Academic, budget concerns topics at MISD board meeting
By RICHARD MARK GLOVER
MARFA – Marfa ISD’s principals said their campuses likely wouldn’t meet the federal Adequate Yearly Progress (AYP) standards for a second year.
“Our scores are not good and we’re going to be in trouble again,” junior/senior Principal Cynthia Wimberly told trustees Monday evening.
At the elementary level in grades 3 – 8, Principal Liana Sawyer told the board that the latest results on reading was 66.41 percent compared to the federal mandate of 83 percent as required by the “No Child Left Behind” grid work instituted by the George W. Bush Administration. Reading for the same group was 81.4 percent, compared to the 87 percent required by the federal standard.
“Our projection is we’re going to miss AYP,” said Sawyer.
“Just because the federal government says we’re not meeting AYP, doesn’t mean good things don’t happen at MISD everyday,” said Robert Halpern, president of the MISD Board of Trustees, adding that he believed test scores do need to improve. “And it’s unfortunate that Texas Gov. Rick Perry doesn’t give Texas public schools the chance to set our own benchmarks” as the Obama administration is allowing. “This one size fits all approach to national education standards is absurd.”
The Obama administration has allowed 26 states to apply for waivers to the AYP standards. Texas hasn’t applied for the waiver. The caveat is that states must submit plans to raise education standards.
Marfa ISD has been deemed by the Texas Education Agency as academically acceptable but its two campuses are academically unacceptable for 2011-2013.
Marfa isn’t alone. In Dallas, 33 schools are now academically unacceptable. In Fort Worth, five of 13 regular high schools are AU. In Premont, Texas a small town about 75 miles southwest of Corpus Christi, the Texas Education Agency (TEA) has revoked the district’s accreditation after years of AU ratings. Unless the warrant is appealed, Premont students will be bused to another district for the 2012-2013 school year.
In further MISD news, Victoria Sanchez, MISD’s chief financial officer, held a brief school budget workshop for the board members. Topics included financial solvency, how average daily attendance affects government funding, property tax values and an overview of the state school budget.
“Many school districts are adopting deficit budgets across Texas,” Sanchez said in regards to MISD’s own deficit spending.
In regard to property values, Sanchez commented that “the state felt that our values do not meet market values.” This might suggest that Presidio County properties might be undervalued in terms of taxation.
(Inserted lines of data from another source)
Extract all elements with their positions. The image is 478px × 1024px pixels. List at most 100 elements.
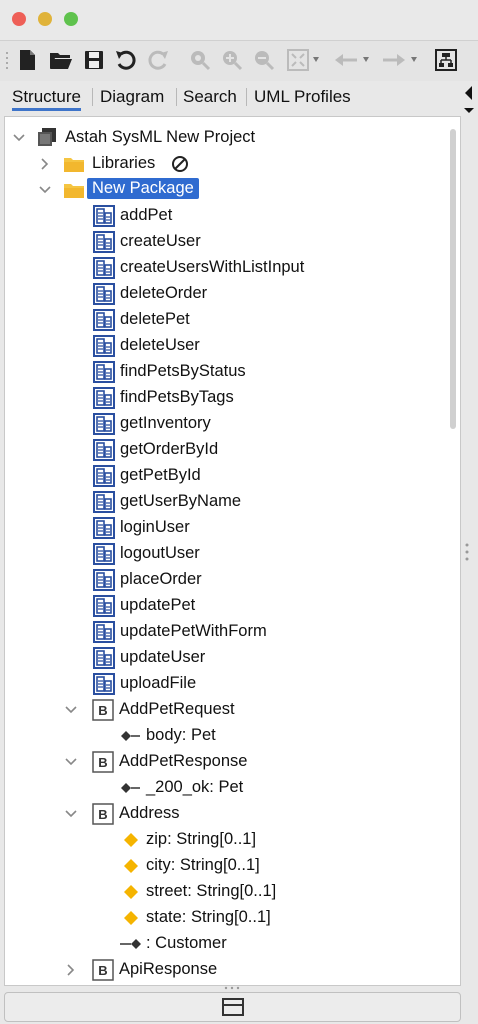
fit-window-icon[interactable] (286, 49, 322, 71)
tree-item-operation[interactable]: logoutUser (5, 541, 445, 567)
tree-item-label: uploadFile (120, 674, 197, 692)
tree-item-operation[interactable]: loginUser (5, 515, 445, 541)
tree-item-property[interactable]: _200_ok: Pet (5, 775, 445, 801)
tree-item-label: deletePet (120, 310, 190, 328)
operation-icon (93, 491, 115, 513)
folder-icon (63, 155, 85, 173)
tree-item-label: getOrderById (120, 440, 219, 458)
zoom-window-button[interactable] (64, 12, 78, 26)
structure-tree-panel[interactable]: Astah SysML New Project Libraries New Pack… (4, 116, 461, 986)
bottom-panel-toggle[interactable] (4, 992, 461, 1022)
tree-item-property[interactable]: state: String[0..1] (5, 905, 445, 931)
tree-item-operation[interactable]: createUser (5, 229, 445, 255)
tree-item-property[interactable]: street: String[0..1] (5, 879, 445, 905)
tree-item-libraries[interactable]: Libraries (5, 151, 445, 177)
chevron-right-icon[interactable] (65, 964, 77, 976)
operation-icon (93, 309, 115, 331)
tree-item-block[interactable]: B AddPetResponse (5, 749, 445, 775)
tree-item-label: Astah SysML New Project (65, 128, 256, 146)
zoom-fit-icon[interactable] (188, 49, 212, 71)
tab-scroll-icon[interactable] (462, 84, 474, 114)
block-icon: B (92, 803, 114, 825)
new-file-icon[interactable] (16, 49, 38, 71)
open-folder-icon[interactable] (48, 49, 74, 71)
tree-item-operation[interactable]: addPet (5, 203, 445, 229)
chevron-down-icon[interactable] (65, 756, 77, 768)
chevron-right-icon[interactable] (39, 158, 51, 170)
tree-item-label: Libraries (92, 154, 156, 172)
operation-icon (93, 231, 115, 253)
tree-item-label: AddPetResponse (119, 752, 248, 770)
tree-item-operation[interactable]: uploadFile (5, 671, 445, 697)
tree-item-label: deleteOrder (120, 284, 208, 302)
scrollbar-thumb[interactable] (450, 129, 456, 429)
tree-item-operation[interactable]: deletePet (5, 307, 445, 333)
tree-item-operation[interactable]: updateUser (5, 645, 445, 671)
part-property-icon (119, 781, 141, 795)
svg-text:B: B (98, 703, 107, 718)
tree-item-operation[interactable]: updatePet (5, 593, 445, 619)
tree-item-property[interactable]: zip: String[0..1] (5, 827, 445, 853)
tree-item-operation[interactable]: getUserByName (5, 489, 445, 515)
tree-item-operation[interactable]: getOrderById (5, 437, 445, 463)
tree-item-operation[interactable]: createUsersWithListInput (5, 255, 445, 281)
tree-item-operation[interactable]: placeOrder (5, 567, 445, 593)
back-icon[interactable] (332, 49, 374, 71)
resize-grip[interactable] (222, 985, 242, 991)
tree-item-label: deleteUser (120, 336, 200, 354)
operation-icon (93, 361, 115, 383)
part-property-icon (119, 729, 141, 743)
operation-icon (93, 673, 115, 695)
tree-item-block[interactable]: B AddPetRequest (5, 697, 445, 723)
operation-icon (93, 621, 115, 643)
tree-item-project[interactable]: Astah SysML New Project (5, 125, 445, 151)
tree-item-operation[interactable]: getPetById (5, 463, 445, 489)
chevron-down-icon[interactable] (65, 704, 77, 716)
tree-item-property[interactable]: : Customer (5, 931, 445, 957)
tab-divider (176, 88, 177, 106)
chevron-down-icon[interactable] (39, 184, 51, 196)
tab-search[interactable]: Search (183, 86, 237, 108)
tree-item-label: placeOrder (120, 570, 202, 588)
minimize-window-button[interactable] (38, 12, 52, 26)
chevron-down-icon[interactable] (65, 808, 77, 820)
operation-icon (93, 595, 115, 617)
tree-item-operation[interactable]: getInventory (5, 411, 445, 437)
zoom-out-icon[interactable] (252, 49, 276, 71)
tree-item-property[interactable]: body: Pet (5, 723, 445, 749)
tree-item-new-package[interactable]: New Package (5, 177, 445, 203)
forward-icon[interactable] (380, 49, 422, 71)
tree-item-property[interactable]: city: String[0..1] (5, 853, 445, 879)
operation-icon (93, 543, 115, 565)
zoom-in-icon[interactable] (220, 49, 244, 71)
redo-icon[interactable] (146, 49, 170, 71)
split-pane-handle[interactable] (464, 540, 470, 570)
tab-diagram[interactable]: Diagram (100, 86, 164, 108)
tree-item-operation[interactable]: findPetsByStatus (5, 359, 445, 385)
value-property-icon (123, 832, 139, 848)
diagram-layout-icon[interactable] (434, 49, 458, 71)
project-icon (37, 127, 59, 147)
tree-item-block[interactable]: B Address (5, 801, 445, 827)
save-icon[interactable] (82, 49, 106, 71)
chevron-down-icon[interactable] (13, 132, 25, 144)
tree-item-operation[interactable]: deleteOrder (5, 281, 445, 307)
svg-text:B: B (98, 807, 107, 822)
panel-layout-icon[interactable] (222, 998, 244, 1016)
tab-bar: Structure Diagram Search UML Profiles (0, 82, 478, 114)
tree-item-operation[interactable]: updatePetWithForm (5, 619, 445, 645)
tree-item-operation[interactable]: findPetsByTags (5, 385, 445, 411)
tab-divider (246, 88, 247, 106)
tab-structure[interactable]: Structure (12, 86, 81, 111)
tree-item-label: city: String[0..1] (146, 856, 260, 874)
tree-scrollbar[interactable] (448, 121, 458, 981)
close-window-button[interactable] (12, 12, 26, 26)
tree-item-label: getInventory (120, 414, 211, 432)
tab-uml-profiles[interactable]: UML Profiles (254, 86, 351, 108)
undo-icon[interactable] (114, 49, 138, 71)
tree-item-operation[interactable]: deleteUser (5, 333, 445, 359)
toolbar-grip (4, 49, 10, 71)
tree-item-label: state: String[0..1] (146, 908, 271, 926)
tree-item-label: logoutUser (120, 544, 200, 562)
tree-item-block[interactable]: B ApiResponse (5, 957, 445, 983)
The board also voted unanimously to pay $10,000 to Calloway Carpets. The company installed carpet for the school in 2009. The bill, according to MISD Superintendent Teloa Swinnea, did not appear for payment until March of this year and Calloway Carpet president Bill Herring, agreed to reduce the invoice from $14,500 to $10,000 for immediate payment. The work was part of the 2007 gymnasium bond issue.